Ashley Highfield is the person in charge of all things digital at the BBC, so he's also the person ultimately to blame for the debacle over the quality of the BBC's Internet radio streams over the last few years, albeit that I doubt he actually had a clue that anything was wrong, because he's never struck me as being very interested in the engineering side of things -- the same can be said for most of the BBC's Controllers in charge of digital technologies as well, because they seem to mostly comprise of marketing people who don't even have a basic understanding of the technologies that they're making decisions about, and he's the man that hired them for these roles. Having said that, I have noticed an improvement recently, because Anthony Rose, who's in charge of the BBC iPlayer, does seem to have a good grasp of the strengths and weaknesses of video and audio codecs he's using and such like, and James Cridland, who's recently been put in charge of the Internet radio side of things, also seems to know his stuff.

So it will be interesting to see how things change once these two people have been replaced, especially Jenny Abramsky, because I would expect there to have been at least some professional pride getting in the way of her making the right decisions regarding digital radio, and she's always laughably tried to defend the diabolical decision to use DAB, which I describe as being the most incompetent technical decision in the history of UK broadcasting.

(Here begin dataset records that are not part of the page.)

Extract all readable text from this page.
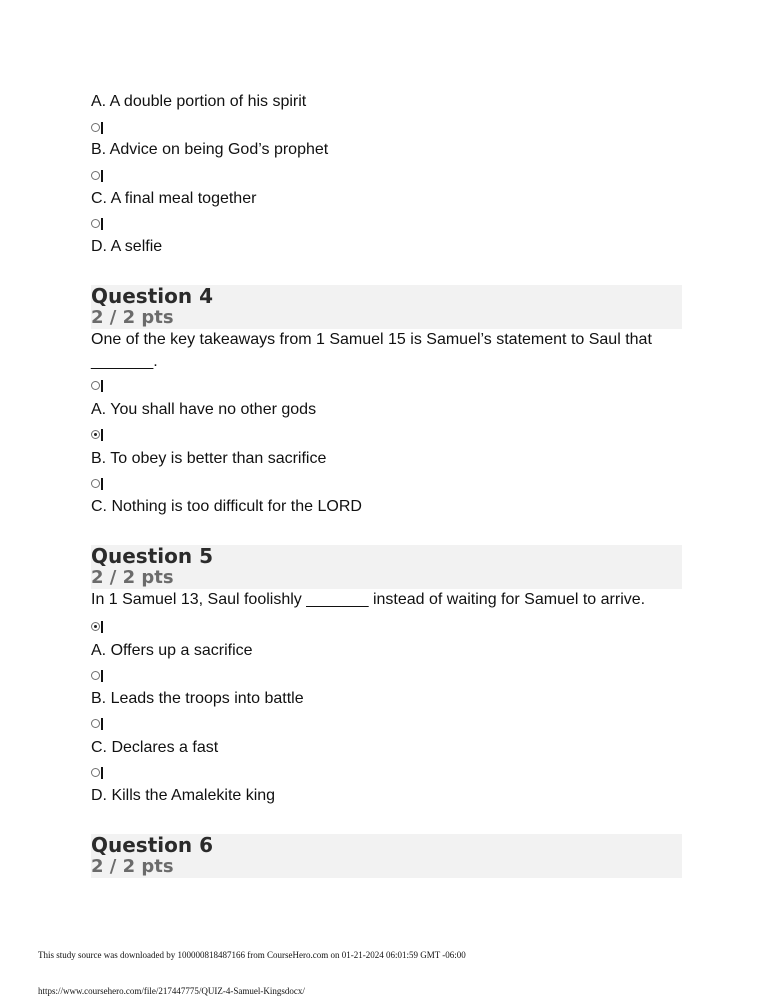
A. A double portion of his spirit
B. Advice on being God’s prophet
C. A final meal together
D. A selfie
Question 4
2 / 2 pts
One of the key takeaways from 1 Samuel 15 is Samuel’s statement to Saul that
_______.
A. You shall have no other gods
B. To obey is better than sacrifice
C. Nothing is too difficult for the LORD
Question 5
2 / 2 pts
In 1 Samuel 13, Saul foolishly _______ instead of waiting for Samuel to arrive.
A. Offers up a sacrifice
B. Leads the troops into battle
C. Declares a fast
D. Kills the Amalekite king
Question 6
2 / 2 pts
This study source was downloaded by 100000818487166 from CourseHero.com on 01-21-2024 06:01:59 GMT -06:00
https://www.coursehero.com/file/217447775/QUIZ-4-Samuel-Kingsdocx/
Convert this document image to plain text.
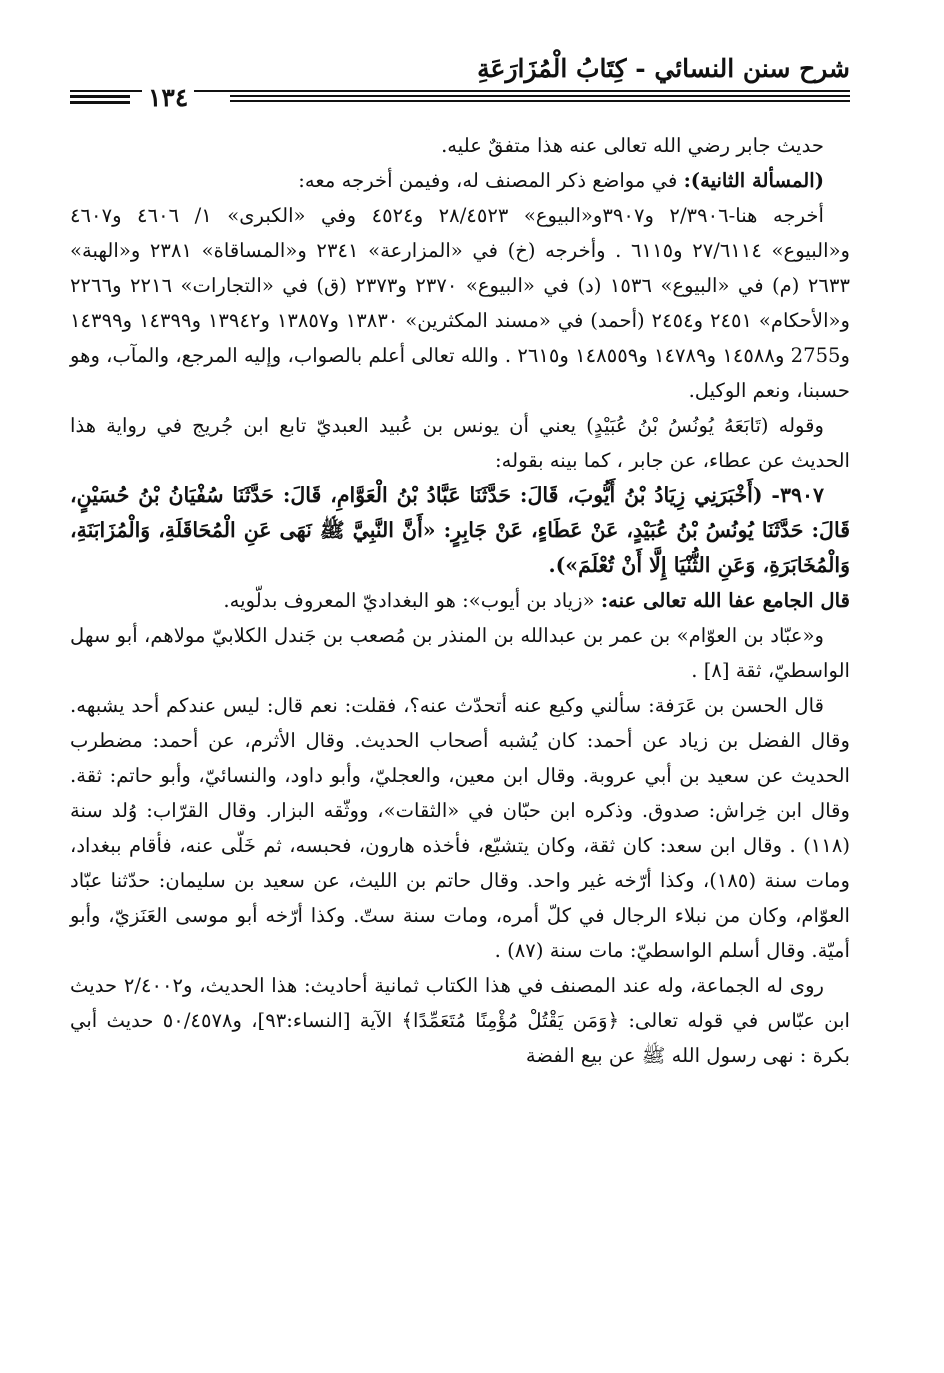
شرح سنن النسائي - كِتَابُ الْمُزَارَعَةِ
١٣٤

حديث جابر رضي الله تعالى عنه هذا متفقٌ عليه.

(المسألة الثانية): في مواضع ذكر المصنف له، وفيمن أخرجه معه:

أخرجه هنا-٢/٣٩٠٦ و٣٩٠٧و«البيوع» ٢٨/٤٥٢٣ و٤٥٢٤ وفي «الكبرى» ١/ ٤٦٠٦ و٤٦٠٧ و«البيوع» ٢٧/٦١١٤ و٦١١٥ . وأخرجه (خ) في «المزارعة» ٢٣٤١ و«المساقاة» ٢٣٨١ و«الهبة» ٢٦٣٣ (م) في «البيوع» ١٥٣٦ (د) في «البيوع» ٢٣٧٠ و٢٣٧٣ (ق) في «التجارات» ٢٢١٦ و٢٢٦٦ و«الأحكام» ٢٤٥١ و٢٤٥٤ (أحمد) في «مسند المكثرين» ١٣٨٣٠ و١٣٨٥٧ و١٣٩٤٢ و١٤٣٩٩ و١٤٣٩٩ و2755 و١٤٥٨٨ و١٤٧٨٩ و١٤٨٥٥٩ و٢٦١٥ . والله تعالى أعلم بالصواب، وإليه المرجع، والمآب، وهو حسبنا، ونعم الوكيل.

وقوله (تَابَعَهُ يُونُسُ بْنُ عُبَيْدٍ) يعني أن يونس بن عُبيد العبديّ تابع ابن جُريج في رواية هذا الحديث عن عطاء، عن جابر ، كما بينه بقوله:

٣٩٠٧- (أَخْبَرَنِي زِيَادُ بْنُ أَيُّوبَ، قَالَ: حَدَّثَنَا عَبَّادُ بْنُ الْعَوَّامِ، قَالَ: حَدَّثَنَا سُفْيَانُ بْنُ حُسَيْنٍ، قَالَ: حَدَّثَنَا يُونُسُ بْنُ عُبَيْدٍ، عَنْ عَطَاءٍ، عَنْ جَابِرٍ: «أَنَّ النَّبِيَّ ﷺ نَهَى عَنِ الْمُحَاقَلَةِ، وَالْمُزَابَنَةِ، وَالْمُخَابَرَةِ، وَعَنِ الثُّنْيَا إِلَّا أَنْ تُعْلَمَ»).

قال الجامع عفا الله تعالى عنه: «زياد بن أيوب»: هو البغداديّ المعروف بدلّويه.

و«عبّاد بن العوّام» بن عمر بن عبدالله بن المنذر بن مُصعب بن جَندل الكلابيّ مولاهم، أبو سهل الواسطيّ، ثقة [٨] .

قال الحسن بن عَرَفة: سألني وكيع عنه أتحدّث عنه؟، فقلت: نعم قال: ليس عندكم أحد يشبهه. وقال الفضل بن زياد عن أحمد: كان يُشبه أصحاب الحديث. وقال الأثرم، عن أحمد: مضطرب الحديث عن سعيد بن أبي عروبة. وقال ابن معين، والعجليّ، وأبو داود، والنسائيّ، وأبو حاتم: ثقة. وقال ابن خِراش: صدوق. وذكره ابن حبّان في «الثقات»، ووثّقه البزار. وقال القرّاب: وُلد سنة (١١٨) . وقال ابن سعد: كان ثقة، وكان يتشيّع، فأخذه هارون، فحبسه، ثم خَلّى عنه، فأقام ببغداد، ومات سنة (١٨٥)، وكذا أرّخه غير واحد. وقال حاتم بن الليث، عن سعيد بن سليمان: حدّثنا عبّاد العوّام، وكان من نبلاء الرجال في كلّ أمره، ومات سنة ستّ. وكذا أرّخه أبو موسى العَنَزيّ، وأبو أميّة. وقال أسلم الواسطيّ: مات سنة (٨٧) .

روى له الجماعة، وله عند المصنف في هذا الكتاب ثمانية أحاديث: هذا الحديث، و٢/٤٠٠٢ حديث ابن عبّاس في قوله تعالى: ﴿وَمَن يَقْتُلْ مُؤْمِنًا مُتَعَمِّدًا﴾ الآية [النساء:٩٣]، و٥٠/٤٥٧٨ حديث أبي بكرة : نهى رسول الله ﷺ عن بيع الفضة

Personally, I would like to see Fru Hazlitt become the BBC's new Director of Radio, because she's the only radio executive with a clue about what needs to be done regarding digital radio. I doubt she'd get the job though, basically because the BBC is too conservative and she's bold, and it'll probably go to an existing BBC Controller.

 

Digital Radio Working Group (DRWG)

The Department for Culture Media & Sport has set up a task force to look into what obstacles are in the way of digital radio growing quickly, but they've recently published presentation slides from their latest meeting, which deserves an article all on its own, because it looks to be a re-run of the diabolical planning that took place for DAB in the 1990s where all the right technologies to use were completely ignored because the people doing the planning didn't have a technical background -- and the exact same thing looks to be happening today. Fantastic.